# Bosch, Brose, Impulse 2.0 and Yamaha motor spares, repairs and help.



## Bearing Man (Oct 9, 2018)

Hi, 

some of you will already know of me for my work with the Bosch motors and bearings. Well, I haven't stopped there! I have been busy solving the Brose bearing issues and sourcing the Yamaha grooved bearings etc.
I still have a few issues with some of the Brose bearings but expect to have them sorted in the next week or two. 

Yes, this is a blatant plug for the business, but what I don't want, is someone being told they have to buy a new motor because they're out of warranty and you can't get the parts! Please remember https://www.performancelinebearings.com  should that day ever come!

We are in the UK but it's pretty easy to ship worldwide (normally 3 - 5 days) and I have just teamed up with our first service partner in Australia for an even faster cheaper service.

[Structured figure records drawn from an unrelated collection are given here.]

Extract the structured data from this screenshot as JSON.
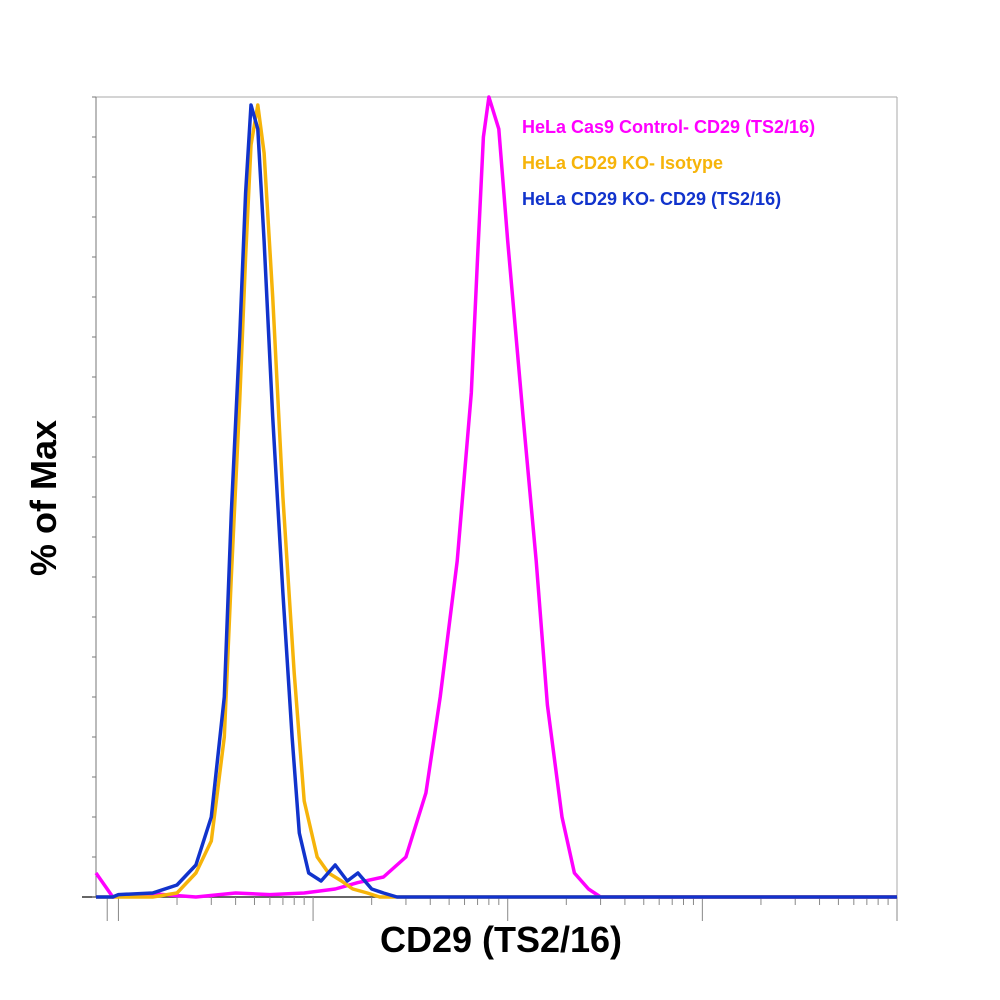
{
  "chart_data": {
    "type": "line",
    "title": "",
    "xlabel": "CD29 (TS2/16)",
    "ylabel": "% of Max",
    "x_scale": "log",
    "xlim": [
      -100,
      1000000
    ],
    "ylim": [
      0,
      100
    ],
    "grid": false,
    "legend_position": "top-right",
    "series": [
      {
        "name": "HeLa Cas9 Control- CD29 (TS2/16)",
        "color": "#ff00ff",
        "x": [
          -100,
          50,
          150,
          250,
          400,
          600,
          900,
          1300,
          1700,
          2300,
          3000,
          3800,
          4500,
          5500,
          6500,
          7000,
          7500,
          8000,
          9000,
          10000,
          12000,
          14000,
          16000,
          19000,
          22000,
          26000,
          30000,
          1000000
        ],
        "y": [
          3,
          0,
          0.4,
          0,
          0.5,
          0.3,
          0.5,
          1.0,
          1.8,
          2.5,
          5,
          13,
          25,
          42,
          63,
          80,
          95,
          100,
          96,
          82,
          60,
          42,
          24,
          10,
          3,
          1,
          0,
          0
        ]
      },
      {
        "name": "HeLa CD29 KO- Isotype",
        "color": "#f6b40a",
        "x": [
          -100,
          50,
          150,
          200,
          250,
          300,
          350,
          380,
          420,
          450,
          480,
          520,
          560,
          620,
          700,
          800,
          900,
          1050,
          1200,
          1400,
          1600,
          1900,
          2200,
          1000000
        ],
        "y": [
          0,
          0,
          0,
          0.5,
          3,
          7,
          20,
          40,
          62,
          80,
          94,
          99,
          93,
          75,
          50,
          28,
          12,
          5,
          3,
          2,
          1,
          0.5,
          0,
          0
        ]
      },
      {
        "name": "HeLa CD29 KO- CD29 (TS2/16)",
        "color": "#1133cc",
        "x": [
          -100,
          50,
          100,
          150,
          200,
          250,
          300,
          350,
          380,
          420,
          450,
          480,
          520,
          560,
          620,
          700,
          780,
          850,
          950,
          1100,
          1300,
          1500,
          1700,
          2000,
          2300,
          2700,
          1000000
        ],
        "y": [
          0,
          0,
          0.3,
          0.5,
          1.5,
          4,
          10,
          25,
          48,
          70,
          88,
          99,
          96,
          82,
          60,
          38,
          20,
          8,
          3,
          2,
          4,
          2,
          3,
          1,
          0.5,
          0,
          0
        ]
      }
    ]
  }
}
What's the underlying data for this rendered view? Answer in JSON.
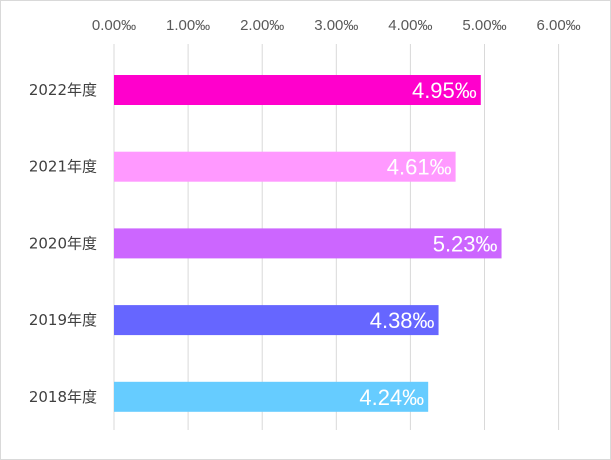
{
  "chart_data": {
    "type": "bar",
    "orientation": "horizontal",
    "title": "",
    "xlabel": "",
    "ylabel": "",
    "xlim": [
      0,
      6
    ],
    "x_ticks": [
      "0.00‰",
      "1.00‰",
      "2.00‰",
      "3.00‰",
      "4.00‰",
      "5.00‰",
      "6.00‰"
    ],
    "x_axis_position": "top",
    "grid": "vertical",
    "legend": "none",
    "categories": [
      "2022年度",
      "2021年度",
      "2020年度",
      "2019年度",
      "2018年度"
    ],
    "values": [
      4.95,
      4.61,
      5.23,
      4.38,
      4.24
    ],
    "data_labels": [
      "4.95‰",
      "4.61‰",
      "5.23‰",
      "4.38‰",
      "4.24‰"
    ],
    "colors": [
      "#ff00cc",
      "#ff99ff",
      "#cc66ff",
      "#6666ff",
      "#66ccff"
    ]
  }
}
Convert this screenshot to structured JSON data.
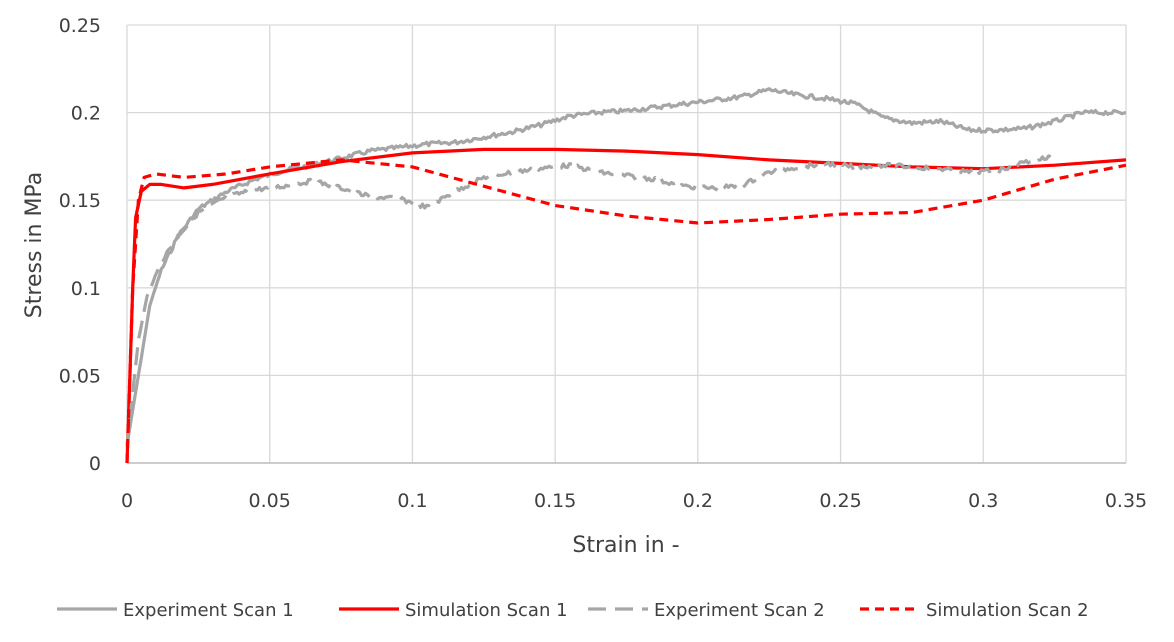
{
  "chart_data": {
    "type": "line",
    "title": "",
    "xlabel": "Strain in -",
    "ylabel": "Stress in MPa",
    "xlim": [
      0,
      0.35
    ],
    "ylim": [
      0,
      0.25
    ],
    "grid": true,
    "legend_position": "bottom",
    "x_ticks": [
      "0",
      "0.05",
      "0.1",
      "0.15",
      "0.2",
      "0.25",
      "0.3",
      "0.35"
    ],
    "y_ticks": [
      "0",
      "0.05",
      "0.1",
      "0.15",
      "0.2",
      "0.25"
    ],
    "x_tick_values": [
      0,
      0.05,
      0.1,
      0.15,
      0.2,
      0.25,
      0.3,
      0.35
    ],
    "y_tick_values": [
      0,
      0.05,
      0.1,
      0.15,
      0.2,
      0.25
    ],
    "series": [
      {
        "name": "Experiment Scan 1",
        "color": "#a6a6a6",
        "dash": "solid",
        "noisy": true,
        "points": [
          [
            0,
            0.01
          ],
          [
            0.002,
            0.03
          ],
          [
            0.005,
            0.06
          ],
          [
            0.008,
            0.09
          ],
          [
            0.012,
            0.11
          ],
          [
            0.018,
            0.13
          ],
          [
            0.025,
            0.145
          ],
          [
            0.035,
            0.155
          ],
          [
            0.045,
            0.162
          ],
          [
            0.055,
            0.167
          ],
          [
            0.065,
            0.17
          ],
          [
            0.075,
            0.174
          ],
          [
            0.085,
            0.178
          ],
          [
            0.095,
            0.18
          ],
          [
            0.105,
            0.182
          ],
          [
            0.115,
            0.183
          ],
          [
            0.125,
            0.186
          ],
          [
            0.135,
            0.189
          ],
          [
            0.145,
            0.193
          ],
          [
            0.155,
            0.198
          ],
          [
            0.165,
            0.2
          ],
          [
            0.175,
            0.201
          ],
          [
            0.185,
            0.203
          ],
          [
            0.195,
            0.205
          ],
          [
            0.205,
            0.207
          ],
          [
            0.215,
            0.209
          ],
          [
            0.225,
            0.213
          ],
          [
            0.235,
            0.21
          ],
          [
            0.245,
            0.208
          ],
          [
            0.255,
            0.205
          ],
          [
            0.265,
            0.197
          ],
          [
            0.275,
            0.194
          ],
          [
            0.285,
            0.195
          ],
          [
            0.295,
            0.19
          ],
          [
            0.305,
            0.19
          ],
          [
            0.315,
            0.191
          ],
          [
            0.325,
            0.195
          ],
          [
            0.335,
            0.2
          ],
          [
            0.35,
            0.2
          ]
        ]
      },
      {
        "name": "Simulation Scan 1",
        "color": "#ff0000",
        "dash": "solid",
        "noisy": false,
        "points": [
          [
            0,
            0
          ],
          [
            0.001,
            0.05
          ],
          [
            0.002,
            0.1
          ],
          [
            0.003,
            0.14
          ],
          [
            0.005,
            0.155
          ],
          [
            0.008,
            0.159
          ],
          [
            0.012,
            0.159
          ],
          [
            0.02,
            0.157
          ],
          [
            0.03,
            0.159
          ],
          [
            0.05,
            0.165
          ],
          [
            0.075,
            0.172
          ],
          [
            0.1,
            0.177
          ],
          [
            0.125,
            0.179
          ],
          [
            0.15,
            0.179
          ],
          [
            0.175,
            0.178
          ],
          [
            0.2,
            0.176
          ],
          [
            0.225,
            0.173
          ],
          [
            0.25,
            0.171
          ],
          [
            0.275,
            0.169
          ],
          [
            0.3,
            0.168
          ],
          [
            0.325,
            0.17
          ],
          [
            0.35,
            0.173
          ]
        ]
      },
      {
        "name": "Experiment Scan 2",
        "color": "#a6a6a6",
        "dash": "long-dash",
        "noisy": true,
        "points": [
          [
            0,
            0.01
          ],
          [
            0.002,
            0.04
          ],
          [
            0.004,
            0.07
          ],
          [
            0.007,
            0.095
          ],
          [
            0.012,
            0.115
          ],
          [
            0.018,
            0.13
          ],
          [
            0.025,
            0.143
          ],
          [
            0.035,
            0.152
          ],
          [
            0.045,
            0.156
          ],
          [
            0.055,
            0.158
          ],
          [
            0.065,
            0.161
          ],
          [
            0.075,
            0.157
          ],
          [
            0.085,
            0.152
          ],
          [
            0.095,
            0.151
          ],
          [
            0.105,
            0.146
          ],
          [
            0.115,
            0.155
          ],
          [
            0.125,
            0.163
          ],
          [
            0.135,
            0.166
          ],
          [
            0.145,
            0.168
          ],
          [
            0.155,
            0.17
          ],
          [
            0.165,
            0.166
          ],
          [
            0.175,
            0.164
          ],
          [
            0.185,
            0.162
          ],
          [
            0.195,
            0.158
          ],
          [
            0.205,
            0.157
          ],
          [
            0.215,
            0.158
          ],
          [
            0.225,
            0.166
          ],
          [
            0.235,
            0.169
          ],
          [
            0.245,
            0.171
          ],
          [
            0.255,
            0.169
          ],
          [
            0.265,
            0.17
          ],
          [
            0.275,
            0.169
          ],
          [
            0.285,
            0.168
          ],
          [
            0.295,
            0.166
          ],
          [
            0.305,
            0.167
          ],
          [
            0.315,
            0.172
          ],
          [
            0.325,
            0.175
          ]
        ]
      },
      {
        "name": "Simulation Scan 2",
        "color": "#ff0000",
        "dash": "short-dash",
        "noisy": false,
        "points": [
          [
            0,
            0
          ],
          [
            0.002,
            0.1
          ],
          [
            0.004,
            0.15
          ],
          [
            0.006,
            0.163
          ],
          [
            0.01,
            0.165
          ],
          [
            0.02,
            0.163
          ],
          [
            0.035,
            0.165
          ],
          [
            0.05,
            0.169
          ],
          [
            0.075,
            0.173
          ],
          [
            0.1,
            0.169
          ],
          [
            0.125,
            0.158
          ],
          [
            0.15,
            0.147
          ],
          [
            0.175,
            0.141
          ],
          [
            0.2,
            0.137
          ],
          [
            0.225,
            0.139
          ],
          [
            0.25,
            0.142
          ],
          [
            0.275,
            0.143
          ],
          [
            0.3,
            0.15
          ],
          [
            0.325,
            0.162
          ],
          [
            0.35,
            0.17
          ]
        ]
      }
    ]
  }
}
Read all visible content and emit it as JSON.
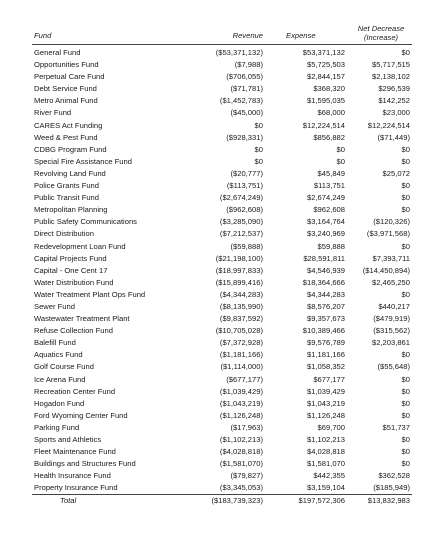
{
  "header": {
    "fund": "Fund",
    "revenue": "Revenue",
    "expense": "Expense",
    "net_line1": "Net Decrease",
    "net_line2": "(Increase)"
  },
  "rows": [
    {
      "fund": "General Fund",
      "revenue": "($53,371,132)",
      "expense": "$53,371,132",
      "net": "$0"
    },
    {
      "fund": "Opportunities Fund",
      "revenue": "($7,988)",
      "expense": "$5,725,503",
      "net": "$5,717,515"
    },
    {
      "fund": "Perpetual Care Fund",
      "revenue": "($706,055)",
      "expense": "$2,844,157",
      "net": "$2,138,102"
    },
    {
      "fund": "Debt Service Fund",
      "revenue": "($71,781)",
      "expense": "$368,320",
      "net": "$296,539"
    },
    {
      "fund": "Metro Animal Fund",
      "revenue": "($1,452,783)",
      "expense": "$1,595,035",
      "net": "$142,252"
    },
    {
      "fund": "River Fund",
      "revenue": "($45,000)",
      "expense": "$68,000",
      "net": "$23,000"
    },
    {
      "fund": "CARES Act Funding",
      "revenue": "$0",
      "expense": "$12,224,514",
      "net": "$12,224,514"
    },
    {
      "fund": "Weed & Pest Fund",
      "revenue": "($928,331)",
      "expense": "$856,882",
      "net": "($71,449)"
    },
    {
      "fund": "CDBG Program Fund",
      "revenue": "$0",
      "expense": "$0",
      "net": "$0"
    },
    {
      "fund": "Special Fire Assistance Fund",
      "revenue": "$0",
      "expense": "$0",
      "net": "$0"
    },
    {
      "fund": "Revolving Land Fund",
      "revenue": "($20,777)",
      "expense": "$45,849",
      "net": "$25,072"
    },
    {
      "fund": "Police Grants Fund",
      "revenue": "($113,751)",
      "expense": "$113,751",
      "net": "$0"
    },
    {
      "fund": "Public Transit Fund",
      "revenue": "($2,674,249)",
      "expense": "$2,674,249",
      "net": "$0"
    },
    {
      "fund": "Metropolitan Planning",
      "revenue": "($962,608)",
      "expense": "$962,608",
      "net": "$0"
    },
    {
      "fund": "Public Safety Communications",
      "revenue": "($3,285,090)",
      "expense": "$3,164,764",
      "net": "($120,326)"
    },
    {
      "fund": "Direct Distribution",
      "revenue": "($7,212,537)",
      "expense": "$3,240,969",
      "net": "($3,971,568)"
    },
    {
      "fund": "Redevelopment Loan Fund",
      "revenue": "($59,888)",
      "expense": "$59,888",
      "net": "$0"
    },
    {
      "fund": "Capital Projects Fund",
      "revenue": "($21,198,100)",
      "expense": "$28,591,811",
      "net": "$7,393,711"
    },
    {
      "fund": "Capital - One Cent 17",
      "revenue": "($18,997,833)",
      "expense": "$4,546,939",
      "net": "($14,450,894)"
    },
    {
      "fund": "Water Distribution Fund",
      "revenue": "($15,899,416)",
      "expense": "$18,364,666",
      "net": "$2,465,250"
    },
    {
      "fund": "Water Treatment Plant Ops Fund",
      "revenue": "($4,344,283)",
      "expense": "$4,344,283",
      "net": "$0"
    },
    {
      "fund": "Sewer Fund",
      "revenue": "($8,135,990)",
      "expense": "$8,576,207",
      "net": "$440,217"
    },
    {
      "fund": "Wastewater Treatment Plant",
      "revenue": "($9,837,592)",
      "expense": "$9,357,673",
      "net": "($479,919)"
    },
    {
      "fund": "Refuse Collection Fund",
      "revenue": "($10,705,028)",
      "expense": "$10,389,466",
      "net": "($315,562)"
    },
    {
      "fund": "Balefill Fund",
      "revenue": "($7,372,928)",
      "expense": "$9,576,789",
      "net": "$2,203,861"
    },
    {
      "fund": "Aquatics Fund",
      "revenue": "($1,181,166)",
      "expense": "$1,181,166",
      "net": "$0"
    },
    {
      "fund": "Golf Course Fund",
      "revenue": "($1,114,000)",
      "expense": "$1,058,352",
      "net": "($55,648)"
    },
    {
      "fund": "Ice Arena Fund",
      "revenue": "($677,177)",
      "expense": "$677,177",
      "net": "$0"
    },
    {
      "fund": "Recreation Center Fund",
      "revenue": "($1,039,429)",
      "expense": "$1,039,429",
      "net": "$0"
    },
    {
      "fund": "Hogadon Fund",
      "revenue": "($1,043,219)",
      "expense": "$1,043,219",
      "net": "$0"
    },
    {
      "fund": "Ford Wyoming Center Fund",
      "revenue": "($1,126,248)",
      "expense": "$1,126,248",
      "net": "$0"
    },
    {
      "fund": "Parking Fund",
      "revenue": "($17,963)",
      "expense": "$69,700",
      "net": "$51,737"
    },
    {
      "fund": "Sports and Athletics",
      "revenue": "($1,102,213)",
      "expense": "$1,102,213",
      "net": "$0"
    },
    {
      "fund": "Fleet Maintenance Fund",
      "revenue": "($4,028,818)",
      "expense": "$4,028,818",
      "net": "$0"
    },
    {
      "fund": "Buildings and Structures Fund",
      "revenue": "($1,581,070)",
      "expense": "$1,581,070",
      "net": "$0"
    },
    {
      "fund": "Health Insurance Fund",
      "revenue": "($79,827)",
      "expense": "$442,355",
      "net": "$362,528"
    },
    {
      "fund": "Property Insurance Fund",
      "revenue": "($3,345,053)",
      "expense": "$3,159,104",
      "net": "($185,949)"
    }
  ],
  "total": {
    "label": "Total",
    "revenue": "($183,739,323)",
    "expense": "$197,572,306",
    "net": "$13,832,983"
  }
}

I am amassing a vast knowledge of these motors and will continue to support you guys with more videos, more motors, parts and technical help. But, I also need your help. Please support us and spread the word, help us become the support you would want when your warranty is out or your dealer doesn't want to know.

Thank you, :thumbsup:

Pete.


----------



## gregjet (Jun 7, 2010)

I need the RH cover for a 2016 Brose motor please. Bolt holes have broken. Last service tech must have been a bit strong!!!.
I have checked Specialized and Brose sites. Can you help?? Will send pic if you need.
Cheers


----------



## dundundata (May 15, 2009)

I think we emailed before about a Brose motor. I have a very clean TF with new belt that for some reason doesn't provide power. Was planning to throw it out or chuck on ebay at this point.


----------



## KenDobson (Jan 18, 2008)

Looking for a Lev Sl 1.1 motor to get the sprague clutch out of. If you have a motor you would sell for parts please let me know.


----------